Een man schenkt zijn 58-jarige vriendin het vruchtgebruik, voor een termijn van 20 jaar, van een appartement met een jaarlijkse bruto-opbrengst van € 8.500. De waarde van het vruchtgebruik bedraagt aldus € 115.517,76 (8.500 x 13,590325). Deze waarde moet echter beperkt worden tot € 93.500 (8.500 x 11), zijnde de waarde die men zou verkrijgen indien het om een levenslang vruchtgebruik ging.

b.

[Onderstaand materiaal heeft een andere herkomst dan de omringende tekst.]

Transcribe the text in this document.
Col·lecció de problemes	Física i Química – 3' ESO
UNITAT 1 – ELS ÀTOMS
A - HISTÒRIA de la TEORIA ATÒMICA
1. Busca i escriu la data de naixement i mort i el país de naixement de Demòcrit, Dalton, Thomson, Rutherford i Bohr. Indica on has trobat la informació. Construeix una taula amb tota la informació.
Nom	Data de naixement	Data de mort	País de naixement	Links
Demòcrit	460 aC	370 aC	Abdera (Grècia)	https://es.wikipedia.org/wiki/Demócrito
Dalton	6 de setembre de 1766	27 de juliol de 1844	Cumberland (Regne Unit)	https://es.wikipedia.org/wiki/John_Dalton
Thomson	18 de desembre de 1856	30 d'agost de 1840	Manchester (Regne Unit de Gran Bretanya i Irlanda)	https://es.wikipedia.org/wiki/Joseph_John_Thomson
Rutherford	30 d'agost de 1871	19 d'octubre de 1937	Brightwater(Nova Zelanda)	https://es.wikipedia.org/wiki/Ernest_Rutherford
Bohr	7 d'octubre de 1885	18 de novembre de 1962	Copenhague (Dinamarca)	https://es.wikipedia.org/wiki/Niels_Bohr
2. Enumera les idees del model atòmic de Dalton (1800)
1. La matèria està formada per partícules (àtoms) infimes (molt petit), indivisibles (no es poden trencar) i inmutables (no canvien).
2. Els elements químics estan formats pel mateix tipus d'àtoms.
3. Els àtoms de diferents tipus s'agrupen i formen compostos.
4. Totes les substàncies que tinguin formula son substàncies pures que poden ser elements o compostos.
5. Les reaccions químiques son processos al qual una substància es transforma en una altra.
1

Roerende goederen

Levenslang

Gaat het om een schenking van het vruchtgebruik dat gevestigd is op het leven van de schenker, de begiftigde of een derde, dan wordt de waarde ervan vastgesteld aan de hand van de volgende formule (art. 133, lid 4 Br.W.Reg.):

Waarde vruchtgebruik = waarde volle eigendom x 4% x leeftijdscoëfficiënt

Toelichting 

Voorbeeld

Een man schenkt zijn 28-jarige vriendin het vruchtgebruik (gevestigd op haar hoofd) van een set juwelen met een verkoopwaarde (volle eigendom) van € 50.000. De waarde van het vruchtgebruik bedraagt aldus € 34.000 (50.000 x 4% x 17).

Vaste termijn 

Gaat het om een schenking van een vruchtgebruik dat gevestigd is voor een bepaalde termijn, dan wordt de waarde ervan in principe vastgesteld aan de hand van de volgende formule (art. 133, lid 5 Br.W.Reg.):art. 133, lid 5 Br.W.Reg.

Waarde vruchtgebruik = waarde volle eigendom x 4% x gekapitaliseerde termijn van het vruchtgebruik

De aldus verkregen waarde wordt in het voorkomende geval beperkt tot de waarde die men zou verkrijgen indien het om een levenslang vruchtgebruik zou gaan.

Toelichting 

Voorbeeld

Een man schenkt zijn 58-jarige vriendin het vruchtgebruik, voor een termijn van 20 jaar, van een set juwelen met een verkoopwaarde (volle eigendom) van € 50.000. De waarde van het vruchtgebruik bedraagt aldus € 27.180,65 (50.000 x 4% x 13,590325). Deze waarde moet echter beperkt worden tot € 22.000 (50.000 x 4% x 11), zijnde de waarde die men zou verkrijgen indien het om een levenslang vruchtgebruik ging.

3. Blote eigendom

Behoud vruchtgebruik door de schenker

Gaat het om de schenking van de blote eigendom waarbij het vruchtgebruik door de schenker behouden wordt, dan zijn de schenkingsrechten steeds verschuldigd over de verkoopwaarde van de volle eigendom van de geschonken onroerende (art. 133, lid 3 en art. 48 Br.W.Reg.) en roerende (art. 133, lid 6 Br.W.Reg.) goederen.

Toelichting 

Op de eventuele latere schenking van het vruchtgebruik aan de blote eigenaar zijn geen schenkingsrechten meer verschuldigd.

 

Behoud vruchtgebruik door een derde

Gaat het om de schenking van de blote eigendom waarbij het vruchtgebruik door een derde behouden wordt, dan wordt de waarde van de blote eigendom bepaald aan de hand van de volgende formule:

Waarde blote eigendom = waarde volle eigendom - waarde vruchtgebruik

Toelichting

a. Deze bepaling geldt zowel voor onroerende (art. 133, lid 3 Br.W.Reg.) als voor roerende goederen (art. 133, lid 7 Br.W.Reg.).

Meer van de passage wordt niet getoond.